The ideal scalp sites for SIH are areas of alopecia, away from hairlines, with an intact periosteum, although any area of the scalp can be considered.15 Hair-bearing areas can be repaired with SIH, if the patient is less cosmetically concerned, or is willing to change their hairstyle to allow camouflage of the hairless scar. SIH over areas of absent periosteum or compromised vascular supply has been well documented.16,17 The authors have successfully used SIH in over 30 cases where periosteum was absent, including 1 case in a previous radiotherapy field. No infections occurred within the surrounding soft tissue or bone, and the postoperative course was well tolerated by patients. One additional case did not heal after 15 months, leading to sequestration of the outer table, requiring removal, and placement of a split-thickness skin graft (STSG).
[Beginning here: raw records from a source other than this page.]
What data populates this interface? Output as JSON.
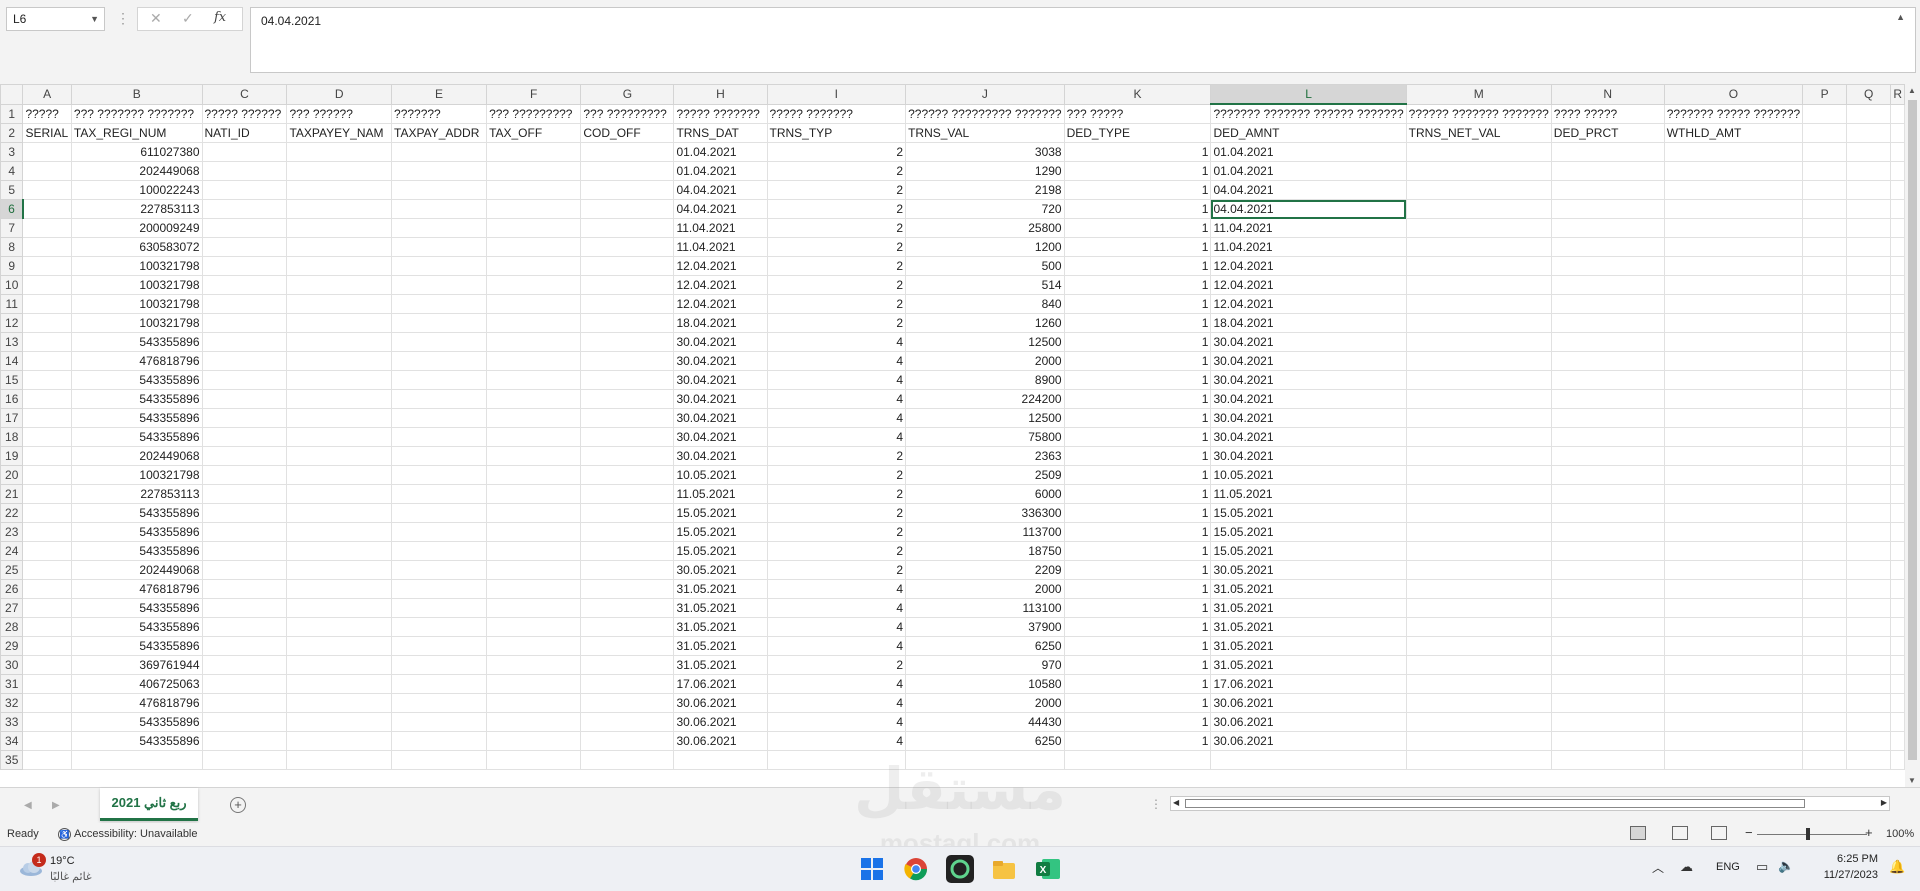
{
  "formula_bar": {
    "name_box": "L6",
    "fx_symbol": "fx",
    "cancel_symbol": "✕",
    "enter_symbol": "✓",
    "value": "04.04.2021"
  },
  "columns": [
    "A",
    "B",
    "C",
    "D",
    "E",
    "F",
    "G",
    "H",
    "I",
    "J",
    "K",
    "L",
    "M",
    "N",
    "O",
    "P",
    "Q",
    "R"
  ],
  "selected_column": "L",
  "selected_row": 6,
  "rows": [
    {
      "n": 1,
      "cells": [
        "?????",
        "??? ??????? ???????",
        "????? ??????",
        "??? ??????",
        "???????",
        "??? ?????????",
        "??? ?????????",
        "????? ???????",
        "????? ???????",
        "?????? ????????? ???????",
        "??? ?????",
        "??????? ??????? ?????? ???????",
        "?????? ??????? ???????",
        "???? ?????",
        "??????? ????? ???????",
        "",
        "",
        ""
      ]
    },
    {
      "n": 2,
      "cells": [
        "SERIAL",
        "TAX_REGI_NUM",
        "NATI_ID",
        "TAXPAYEY_NAM",
        "TAXPAY_ADDR",
        "TAX_OFF",
        "COD_OFF",
        "TRNS_DAT",
        "TRNS_TYP",
        "TRNS_VAL",
        "DED_TYPE",
        "DED_AMNT",
        "TRNS_NET_VAL",
        "DED_PRCT",
        "WTHLD_AMT",
        "",
        "",
        ""
      ]
    },
    {
      "n": 3,
      "cells": [
        "",
        "611027380",
        "",
        "",
        "",
        "",
        "",
        "01.04.2021",
        "2",
        "3038",
        "1",
        "01.04.2021",
        "",
        "",
        "",
        "",
        "",
        ""
      ]
    },
    {
      "n": 4,
      "cells": [
        "",
        "202449068",
        "",
        "",
        "",
        "",
        "",
        "01.04.2021",
        "2",
        "1290",
        "1",
        "01.04.2021",
        "",
        "",
        "",
        "",
        "",
        ""
      ]
    },
    {
      "n": 5,
      "cells": [
        "",
        "100022243",
        "",
        "",
        "",
        "",
        "",
        "04.04.2021",
        "2",
        "2198",
        "1",
        "04.04.2021",
        "",
        "",
        "",
        "",
        "",
        ""
      ]
    },
    {
      "n": 6,
      "cells": [
        "",
        "227853113",
        "",
        "",
        "",
        "",
        "",
        "04.04.2021",
        "2",
        "720",
        "1",
        "04.04.2021",
        "",
        "",
        "",
        "",
        "",
        ""
      ]
    },
    {
      "n": 7,
      "cells": [
        "",
        "200009249",
        "",
        "",
        "",
        "",
        "",
        "11.04.2021",
        "2",
        "25800",
        "1",
        "11.04.2021",
        "",
        "",
        "",
        "",
        "",
        ""
      ]
    },
    {
      "n": 8,
      "cells": [
        "",
        "630583072",
        "",
        "",
        "",
        "",
        "",
        "11.04.2021",
        "2",
        "1200",
        "1",
        "11.04.2021",
        "",
        "",
        "",
        "",
        "",
        ""
      ]
    },
    {
      "n": 9,
      "cells": [
        "",
        "100321798",
        "",
        "",
        "",
        "",
        "",
        "12.04.2021",
        "2",
        "500",
        "1",
        "12.04.2021",
        "",
        "",
        "",
        "",
        "",
        ""
      ]
    },
    {
      "n": 10,
      "cells": [
        "",
        "100321798",
        "",
        "",
        "",
        "",
        "",
        "12.04.2021",
        "2",
        "514",
        "1",
        "12.04.2021",
        "",
        "",
        "",
        "",
        "",
        ""
      ]
    },
    {
      "n": 11,
      "cells": [
        "",
        "100321798",
        "",
        "",
        "",
        "",
        "",
        "12.04.2021",
        "2",
        "840",
        "1",
        "12.04.2021",
        "",
        "",
        "",
        "",
        "",
        ""
      ]
    },
    {
      "n": 12,
      "cells": [
        "",
        "100321798",
        "",
        "",
        "",
        "",
        "",
        "18.04.2021",
        "2",
        "1260",
        "1",
        "18.04.2021",
        "",
        "",
        "",
        "",
        "",
        ""
      ]
    },
    {
      "n": 13,
      "cells": [
        "",
        "543355896",
        "",
        "",
        "",
        "",
        "",
        "30.04.2021",
        "4",
        "12500",
        "1",
        "30.04.2021",
        "",
        "",
        "",
        "",
        "",
        ""
      ]
    },
    {
      "n": 14,
      "cells": [
        "",
        "476818796",
        "",
        "",
        "",
        "",
        "",
        "30.04.2021",
        "4",
        "2000",
        "1",
        "30.04.2021",
        "",
        "",
        "",
        "",
        "",
        ""
      ]
    },
    {
      "n": 15,
      "cells": [
        "",
        "543355896",
        "",
        "",
        "",
        "",
        "",
        "30.04.2021",
        "4",
        "8900",
        "1",
        "30.04.2021",
        "",
        "",
        "",
        "",
        "",
        ""
      ]
    },
    {
      "n": 16,
      "cells": [
        "",
        "543355896",
        "",
        "",
        "",
        "",
        "",
        "30.04.2021",
        "4",
        "224200",
        "1",
        "30.04.2021",
        "",
        "",
        "",
        "",
        "",
        ""
      ]
    },
    {
      "n": 17,
      "cells": [
        "",
        "543355896",
        "",
        "",
        "",
        "",
        "",
        "30.04.2021",
        "4",
        "12500",
        "1",
        "30.04.2021",
        "",
        "",
        "",
        "",
        "",
        ""
      ]
    },
    {
      "n": 18,
      "cells": [
        "",
        "543355896",
        "",
        "",
        "",
        "",
        "",
        "30.04.2021",
        "4",
        "75800",
        "1",
        "30.04.2021",
        "",
        "",
        "",
        "",
        "",
        ""
      ]
    },
    {
      "n": 19,
      "cells": [
        "",
        "202449068",
        "",
        "",
        "",
        "",
        "",
        "30.04.2021",
        "2",
        "2363",
        "1",
        "30.04.2021",
        "",
        "",
        "",
        "",
        "",
        ""
      ]
    },
    {
      "n": 20,
      "cells": [
        "",
        "100321798",
        "",
        "",
        "",
        "",
        "",
        "10.05.2021",
        "2",
        "2509",
        "1",
        "10.05.2021",
        "",
        "",
        "",
        "",
        "",
        ""
      ]
    },
    {
      "n": 21,
      "cells": [
        "",
        "227853113",
        "",
        "",
        "",
        "",
        "",
        "11.05.2021",
        "2",
        "6000",
        "1",
        "11.05.2021",
        "",
        "",
        "",
        "",
        "",
        ""
      ]
    },
    {
      "n": 22,
      "cells": [
        "",
        "543355896",
        "",
        "",
        "",
        "",
        "",
        "15.05.2021",
        "2",
        "336300",
        "1",
        "15.05.2021",
        "",
        "",
        "",
        "",
        "",
        ""
      ]
    },
    {
      "n": 23,
      "cells": [
        "",
        "543355896",
        "",
        "",
        "",
        "",
        "",
        "15.05.2021",
        "2",
        "113700",
        "1",
        "15.05.2021",
        "",
        "",
        "",
        "",
        "",
        ""
      ]
    },
    {
      "n": 24,
      "cells": [
        "",
        "543355896",
        "",
        "",
        "",
        "",
        "",
        "15.05.2021",
        "2",
        "18750",
        "1",
        "15.05.2021",
        "",
        "",
        "",
        "",
        "",
        ""
      ]
    },
    {
      "n": 25,
      "cells": [
        "",
        "202449068",
        "",
        "",
        "",
        "",
        "",
        "30.05.2021",
        "2",
        "2209",
        "1",
        "30.05.2021",
        "",
        "",
        "",
        "",
        "",
        ""
      ]
    },
    {
      "n": 26,
      "cells": [
        "",
        "476818796",
        "",
        "",
        "",
        "",
        "",
        "31.05.2021",
        "4",
        "2000",
        "1",
        "31.05.2021",
        "",
        "",
        "",
        "",
        "",
        ""
      ]
    },
    {
      "n": 27,
      "cells": [
        "",
        "543355896",
        "",
        "",
        "",
        "",
        "",
        "31.05.2021",
        "4",
        "113100",
        "1",
        "31.05.2021",
        "",
        "",
        "",
        "",
        "",
        ""
      ]
    },
    {
      "n": 28,
      "cells": [
        "",
        "543355896",
        "",
        "",
        "",
        "",
        "",
        "31.05.2021",
        "4",
        "37900",
        "1",
        "31.05.2021",
        "",
        "",
        "",
        "",
        "",
        ""
      ]
    },
    {
      "n": 29,
      "cells": [
        "",
        "543355896",
        "",
        "",
        "",
        "",
        "",
        "31.05.2021",
        "4",
        "6250",
        "1",
        "31.05.2021",
        "",
        "",
        "",
        "",
        "",
        ""
      ]
    },
    {
      "n": 30,
      "cells": [
        "",
        "369761944",
        "",
        "",
        "",
        "",
        "",
        "31.05.2021",
        "2",
        "970",
        "1",
        "31.05.2021",
        "",
        "",
        "",
        "",
        "",
        ""
      ]
    },
    {
      "n": 31,
      "cells": [
        "",
        "406725063",
        "",
        "",
        "",
        "",
        "",
        "17.06.2021",
        "4",
        "10580",
        "1",
        "17.06.2021",
        "",
        "",
        "",
        "",
        "",
        ""
      ]
    },
    {
      "n": 32,
      "cells": [
        "",
        "476818796",
        "",
        "",
        "",
        "",
        "",
        "30.06.2021",
        "4",
        "2000",
        "1",
        "30.06.2021",
        "",
        "",
        "",
        "",
        "",
        ""
      ]
    },
    {
      "n": 33,
      "cells": [
        "",
        "543355896",
        "",
        "",
        "",
        "",
        "",
        "30.06.2021",
        "4",
        "44430",
        "1",
        "30.06.2021",
        "",
        "",
        "",
        "",
        "",
        ""
      ]
    },
    {
      "n": 34,
      "cells": [
        "",
        "543355896",
        "",
        "",
        "",
        "",
        "",
        "30.06.2021",
        "4",
        "6250",
        "1",
        "30.06.2021",
        "",
        "",
        "",
        "",
        "",
        ""
      ]
    },
    {
      "n": 35,
      "cells": [
        "",
        "",
        "",
        "",
        "",
        "",
        "",
        "",
        "",
        "",
        "",
        "",
        "",
        "",
        "",
        "",
        "",
        ""
      ]
    }
  ],
  "sheet_tabs": [
    "ربع ثاني 2021"
  ],
  "status": {
    "ready": "Ready",
    "accessibility": "Accessibility: Unavailable",
    "zoom": "100%"
  },
  "taskbar": {
    "weather_temp": "19°C",
    "weather_desc": "غائم غالبًا",
    "weather_badge": "1",
    "language": "ENG",
    "time": "6:25 PM",
    "date": "11/27/2023"
  },
  "watermark": {
    "main": "مستقل",
    "sub": "mostaql.com"
  },
  "colors": {
    "accent": "#217346",
    "header_bg": "#f3f3f3"
  }
}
The primary criterion that must be met before choosing SIH is the need for the patient and/or family member to care for an open, potentially draining wound, for a prolonged period of time. A study of 38 patients with a mean area of exposed soft tissue of 15.75 cm2 and mean area of exposed bone of 10.74 cm2 showed a mean time to epithelialize of 7 and 13 weeks, respectively.16 These parameters do not mirror the authors’ experience. In our patient population, time to complete healing with periosteum present averaged 14 weeks, and with periosteum absent 24 weeks (Fig. 5.7, Fig. 5.8). The authors’ mean size of scalp defect with periosteum present was 40.8 cm2, while mean size of defect with periosteum absent was 54.5 cm2. These larger defects partially explain the authors’ longer healing times. However, SIH is not linear, and larger wounds can heal quicker than expected given logarithmic wound contraction.18 Differences in wound care protocols, or patient factors, may also have played a role. Longer healing times for SIH compared to other reconstructive options can delay postoperative adjuvant therapy should this be required.